Christian Clavier salue les avancées de l'IA en doublage et crispe la profession

Dans une vidéo publiée samedi par Konbini, l'acteur des "Visiteurs" se réjouit des avancées de l'IA qui permettraient de meilleurs doublages à l'étranger. Des propos qui ont heurté l'ensemble du milieu, inquiet pour son avenir.

Article rédigé par Matteu Maestracci
Radio France
Publié
Temps de lecture : 4min
Christian Clavier en septembre 2025, à la Mostra de Venise. (ETTORE FERRARI / ANSA)
Christian Clavier en septembre 2025, à la Mostra de Venise. (ETTORE FERRARI / ANSA)

Ce ne sont que quelques mots dans une vidéo, mais ils ont suffi à relancer toute une polémique. Après les propos de Christian Clavier dans une interview pour Konbini, publiée samedi 20 septembre, les comédiens de doublage s'inquiètent pour leur avenir. L'acteur évoque notamment l'utilisation de l'intelligence artificielle pour doubler des films français à l'étranger.

Pour lui, c'est une véritable opportunité pour mieux exporter les productions tricolores, car grâce au progrès de l'IA, il estime que la voix originale des comédiens pourra bientôt être transformée et traduite dans différentes langues. Une technologie qui éviterait ainsi l'utilisation de sous-titres ou un mauvais "lip sync", c'est-à-dire la synchronisation entre la voix et les mouvements des lèvres.

Une technologie déjà existante

Christian Clavier se justifie ainsi : "La porte ouverte vers le marché américain nous a toujours été fermée par une idée absolument brillante qui a consisté à dire : 'Doublez nos films, ça sera bien pour nos films'. Et ça l'a été, et c'est bien pour nos exploitants de salle et pour le public". Mais selon le comédien, les Etats-Unis se sont toujours montrés frileux pour doubler les films étrangers chez eux, argumentant que le public américain "ne supporte pas que le lip sync ne soit pas parfait".

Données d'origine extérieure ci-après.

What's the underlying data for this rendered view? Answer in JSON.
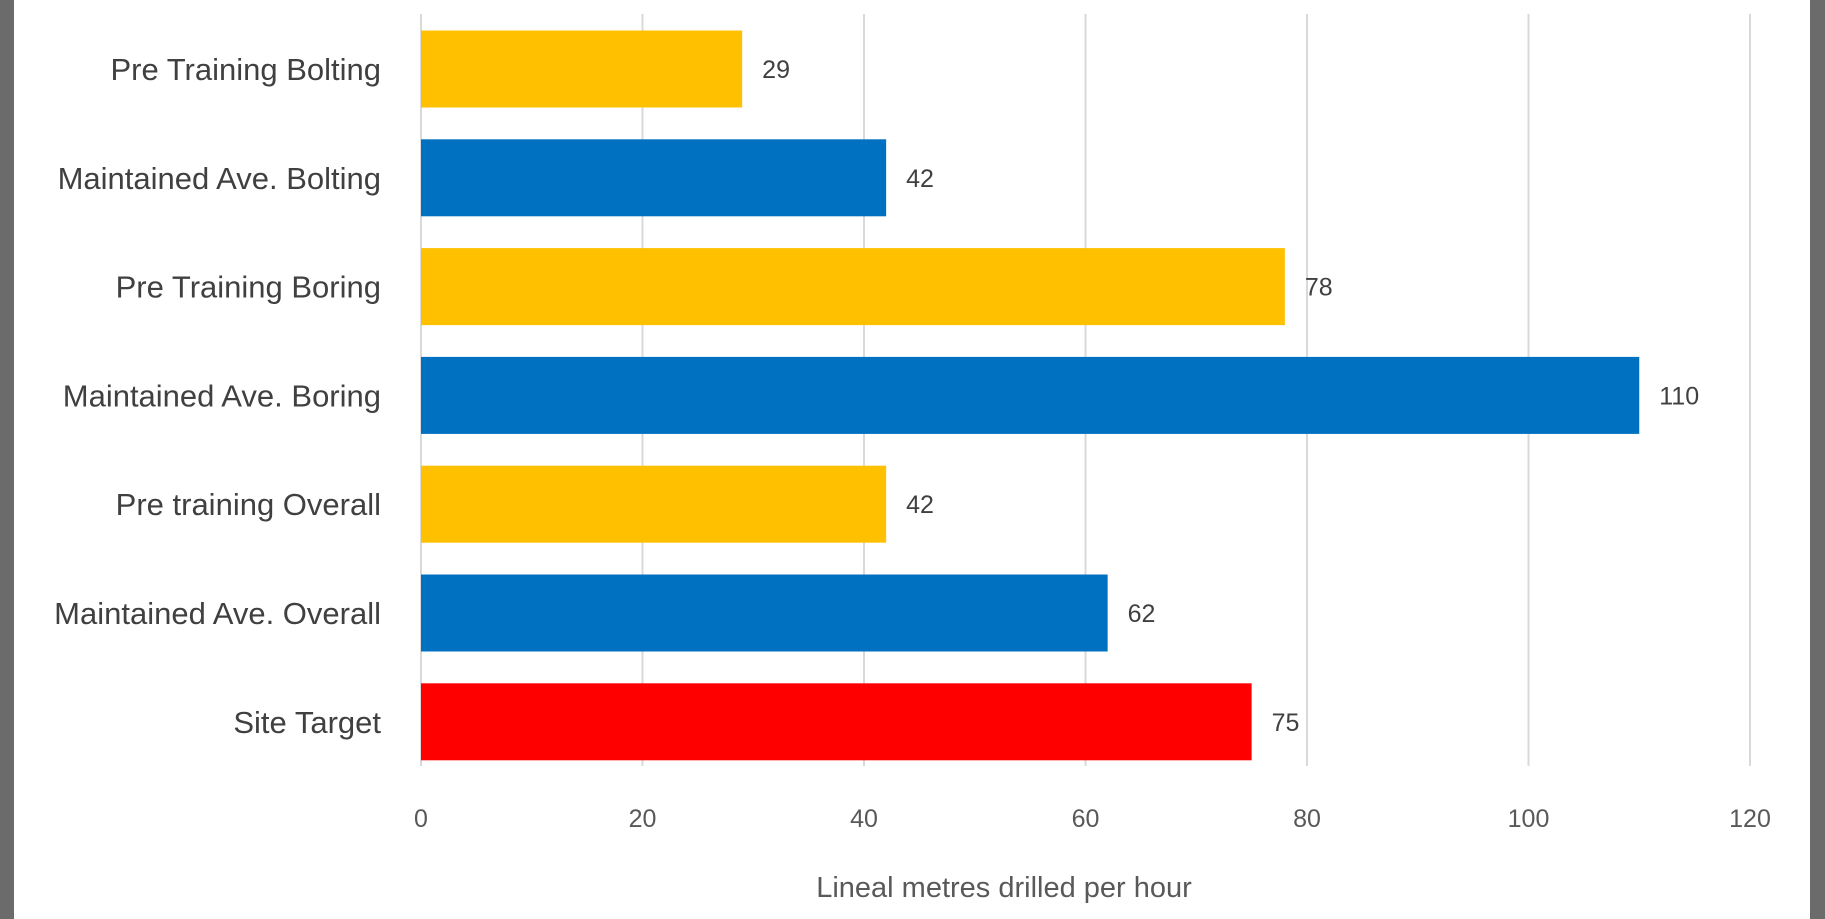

"Ce problème-là va disparaître, donc ça va peut-être laisser une chance d'éviter les achats de remake."

Christian Clavier, acteur

à franceinfo

Rodolphe Chabrier, cofondateur de la société française Mac Guff, spécialisée dans les effets numériques, rappelle toutefois que cette technologie existe déjà, et "a beaucoup progressé ces trois, quatre dernières années". Et Rodolphe Chabrier prend un exemple : "Si Christian Clavier veut aller faire enregistrer sa voix pendant à peine une minute, l'intelligence artificielle sera capable de dire un texte avec sa voix, la traduire, la passer en anglais en gardant ses intonations et son interprétation à 100%."

"Il faut ensuite modifier l'image pour que les labiales collent avec ce qu'il articule en anglais. Et ça, l'intelligence artificielle sait le faire aussi", ajoute-t-il. Rodolphe Chabrier estime néanmoins que, pour le moment, l'humanité, la spontanéité des comédiens de doublage ou encore les spécificités liées à la culture d'un pays, sur l'humour par exemple, sont encore difficiles à remplacer artificiellement.

"Ça va être une sorte d'ersatz de jeu"

Mais cette perspective effraie déjà la profession du doublage qui, entre comédiens, techniciens, ou traducteurs, représente environ 15 000 personnes en France. Christian Clavier les évoque d'ailleurs dans la suite de cette vidéo. "Les comédiens de doublage vont avoir un problème, bien sûr, reconnaît-il. Ces technologies vont poser problème à un certain nombre de métiers."

"C'est désolant pour les doubleurs, mais il faudra qu'ils se reconvertissent dans autre chose."

Christian Clavier

à franceinfo

Ces propos alarment le comédien Patrick Kuban : "Je pense qu'il ne se rend pas bien compte des enjeux sociétaux et même sociaux, puisque c'est une réelle menace qui est à nos portes". Pour lui, "cette technologie n'est pas anodine : elle utilise la donnée de l'ensemble des métiers de l'audiovisuel pour pouvoir les remplacer". Le doubleur estime par ailleurs que Christian Clavier "se trompe" sur l'avenir de l'IA : "La technologie ne va pas pouvoir le faire jouer dans toutes les langues, ça va être une sorte d'ersatz de jeu. Il n'aura pas la maîtrise de son personnage, ni de son jeu de comédien".

Selon l'avocat Jonathan Elkaïm, spécialiste des questions de propriété intellectuelle, pour le moment la France reste protégée par sa fameuse "exception culturelle" et un décret de juin 1961 qui encadre la profession et impose des doublages fabriqués en France. Mais comme les syndicats du secteur il en appelle au ministère de la Culture pour légiférer rapidement et éviter les possibles "trous dans la raquette".